A conversation with Larry Divers, Executive Vice-President and senior retirement expert, Cannon Financial Institute
We sat Larry Divers down a few days ago, allowed him to drink three large cups of coffee, then asked him the most pressing question of the moment in our industry. Has President Trump repealed the DOL Fiduciary Rule?
“No, not even close,” said Larry.
Then why do so many people think the President did this? “The political culture of the United States fosters imprecision of language. When you combine that with a media culture which endeavours to make every news story as sensational as possible, then the stage is set for misunderstandings. Add something as complex as the DOL Fiduciary Rule to the mix and you end up with a perfect storm of confusion.”
So, what exact action did President Trump take regarding the DOL Fiduciary Rule? “First and foremost,” Larry explained, “he did not issue an Executive Order repealing the DOL Rule. Issuing, or repealing, a Federal rule is a complex process and agencies must follow the strictures of the Administrative Procedure Act of 1946. Just as no President has the authority to issue a federal rule by Executive Order, no President has the authority to repeal a federal rule by Executive Order.”

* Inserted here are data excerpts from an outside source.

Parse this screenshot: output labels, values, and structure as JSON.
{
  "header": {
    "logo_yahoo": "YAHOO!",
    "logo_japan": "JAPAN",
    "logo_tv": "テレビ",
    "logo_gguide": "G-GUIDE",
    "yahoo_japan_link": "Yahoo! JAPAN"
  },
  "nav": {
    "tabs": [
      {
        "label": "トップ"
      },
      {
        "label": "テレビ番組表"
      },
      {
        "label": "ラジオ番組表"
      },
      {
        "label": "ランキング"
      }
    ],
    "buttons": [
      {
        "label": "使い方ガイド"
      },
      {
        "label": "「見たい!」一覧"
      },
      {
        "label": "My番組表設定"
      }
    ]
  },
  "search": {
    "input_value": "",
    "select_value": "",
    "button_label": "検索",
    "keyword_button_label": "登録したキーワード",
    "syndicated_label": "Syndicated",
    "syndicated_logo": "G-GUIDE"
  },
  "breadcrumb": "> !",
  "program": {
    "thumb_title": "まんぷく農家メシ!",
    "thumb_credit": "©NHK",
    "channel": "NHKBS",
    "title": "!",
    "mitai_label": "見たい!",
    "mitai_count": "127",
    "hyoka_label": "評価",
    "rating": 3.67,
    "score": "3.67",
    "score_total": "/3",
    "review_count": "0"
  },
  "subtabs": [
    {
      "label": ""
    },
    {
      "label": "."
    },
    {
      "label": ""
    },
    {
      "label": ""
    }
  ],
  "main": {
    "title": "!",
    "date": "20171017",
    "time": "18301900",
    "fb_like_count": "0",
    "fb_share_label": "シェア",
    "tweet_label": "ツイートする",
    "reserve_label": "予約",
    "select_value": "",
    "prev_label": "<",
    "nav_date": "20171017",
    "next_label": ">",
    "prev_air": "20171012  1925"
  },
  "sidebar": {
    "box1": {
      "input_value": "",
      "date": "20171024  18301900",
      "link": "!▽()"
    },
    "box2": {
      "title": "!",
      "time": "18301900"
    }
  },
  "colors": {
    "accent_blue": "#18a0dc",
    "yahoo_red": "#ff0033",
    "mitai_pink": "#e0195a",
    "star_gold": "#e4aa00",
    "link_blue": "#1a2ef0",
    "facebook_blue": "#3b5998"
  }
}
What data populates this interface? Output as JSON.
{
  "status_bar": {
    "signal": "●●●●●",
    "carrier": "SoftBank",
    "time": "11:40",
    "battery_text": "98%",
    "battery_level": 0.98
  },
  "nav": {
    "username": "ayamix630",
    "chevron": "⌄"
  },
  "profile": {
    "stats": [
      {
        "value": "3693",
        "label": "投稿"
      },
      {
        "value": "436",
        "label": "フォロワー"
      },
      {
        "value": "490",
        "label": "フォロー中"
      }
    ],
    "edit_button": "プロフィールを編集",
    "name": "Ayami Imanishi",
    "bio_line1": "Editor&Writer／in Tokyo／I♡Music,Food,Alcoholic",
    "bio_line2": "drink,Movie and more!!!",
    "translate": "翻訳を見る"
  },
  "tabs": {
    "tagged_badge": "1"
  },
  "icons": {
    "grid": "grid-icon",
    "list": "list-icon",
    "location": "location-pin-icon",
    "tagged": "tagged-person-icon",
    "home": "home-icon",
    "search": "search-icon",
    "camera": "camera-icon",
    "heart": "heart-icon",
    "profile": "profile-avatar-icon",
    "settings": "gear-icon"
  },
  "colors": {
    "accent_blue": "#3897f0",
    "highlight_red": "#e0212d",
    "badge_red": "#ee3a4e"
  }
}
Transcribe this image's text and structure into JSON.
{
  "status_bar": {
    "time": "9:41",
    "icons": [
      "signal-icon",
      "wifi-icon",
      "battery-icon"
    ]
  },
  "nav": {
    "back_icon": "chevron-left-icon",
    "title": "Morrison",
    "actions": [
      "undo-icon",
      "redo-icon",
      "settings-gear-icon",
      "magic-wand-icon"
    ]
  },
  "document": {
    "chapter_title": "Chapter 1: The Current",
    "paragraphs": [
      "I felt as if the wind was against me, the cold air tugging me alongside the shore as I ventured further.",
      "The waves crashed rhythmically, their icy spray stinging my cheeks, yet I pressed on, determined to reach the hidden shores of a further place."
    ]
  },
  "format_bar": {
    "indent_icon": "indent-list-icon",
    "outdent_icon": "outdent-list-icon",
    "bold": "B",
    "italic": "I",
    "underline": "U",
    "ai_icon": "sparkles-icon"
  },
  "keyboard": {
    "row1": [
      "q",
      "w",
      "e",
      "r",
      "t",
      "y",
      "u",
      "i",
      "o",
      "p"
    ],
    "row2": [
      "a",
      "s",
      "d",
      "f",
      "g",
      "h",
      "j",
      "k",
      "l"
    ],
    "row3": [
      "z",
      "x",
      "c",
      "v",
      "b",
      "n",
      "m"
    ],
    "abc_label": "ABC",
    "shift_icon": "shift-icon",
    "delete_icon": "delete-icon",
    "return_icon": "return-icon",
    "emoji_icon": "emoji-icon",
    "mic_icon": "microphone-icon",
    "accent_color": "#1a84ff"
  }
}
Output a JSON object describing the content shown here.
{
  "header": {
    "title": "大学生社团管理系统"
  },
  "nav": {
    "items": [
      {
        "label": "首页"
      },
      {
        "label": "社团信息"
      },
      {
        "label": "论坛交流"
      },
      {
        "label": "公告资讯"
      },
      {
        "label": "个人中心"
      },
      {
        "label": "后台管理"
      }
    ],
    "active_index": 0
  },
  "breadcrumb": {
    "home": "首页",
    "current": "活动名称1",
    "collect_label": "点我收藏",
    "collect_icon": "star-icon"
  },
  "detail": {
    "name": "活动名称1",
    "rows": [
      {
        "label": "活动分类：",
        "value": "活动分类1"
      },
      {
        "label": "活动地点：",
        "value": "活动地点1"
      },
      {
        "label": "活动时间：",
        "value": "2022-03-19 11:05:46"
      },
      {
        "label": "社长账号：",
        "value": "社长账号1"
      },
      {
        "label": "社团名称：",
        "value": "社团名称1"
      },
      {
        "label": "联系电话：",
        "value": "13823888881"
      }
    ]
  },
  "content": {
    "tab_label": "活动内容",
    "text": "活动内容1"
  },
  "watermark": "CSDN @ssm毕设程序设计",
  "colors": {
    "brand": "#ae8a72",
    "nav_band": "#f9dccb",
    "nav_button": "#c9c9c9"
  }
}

Creating a federal rule is a complex process which can take years, Larry explained. Conversely, undoing such a rule is a difficult and time consuming process which also takes years.” President Trump can issue an Executive Order to reconsider implementation of the DOL Fiduciary Rule but not repeal it.
So, what type of order did the President issue? According to Larry he issued a memo to the Secretary of Labor directing three things*. First, examine the Fiduciary Rule and determine if it will negatively affect the ability of Americans to gain access to financial advice on retirement issues; when the rule is applied, will it reduce access to various retirement services products. The second directive is to determine when implemented will the rule cause disruptions in the retirement services industry which could adversely affect investors. The third and last directive is to determine if it will cause litigation on such a scale as to increase the pricing of retirement services products.
And what happens if the Secretary of Labor concludes any of the points raised by the memo from President Trump are valid? “… then you shall publish for notice and comment a proposed rule rescinding or revising the Rule, as appropriate and as consistent with law.”
With all of this uncertainly, Larry feels Advisors, “should be sensitive in the conversations with clients because most of them have some awareness of this issue and research shows many feel their Advisors are already working in their clients’ best interest. In addition, many of the larger firms have announced they will comply with the major provisions of the rule regardless of what the politicians finally decide.”
Larry concluded by suggesting Advisors, “should take the intent of the DOL Fiduciary Rule as it stands and follow it as a ‘best practice’ given it is principles based.”
Will the rule be delayed? Yes. Revised. Yes. Completely stopped? Unlikely. Larry concluded with this final observation about the DOL Fiduciary Rule: “When it comes to the rule, let the old saying that nothing is so powerful as an idea whose time has come, guide you.”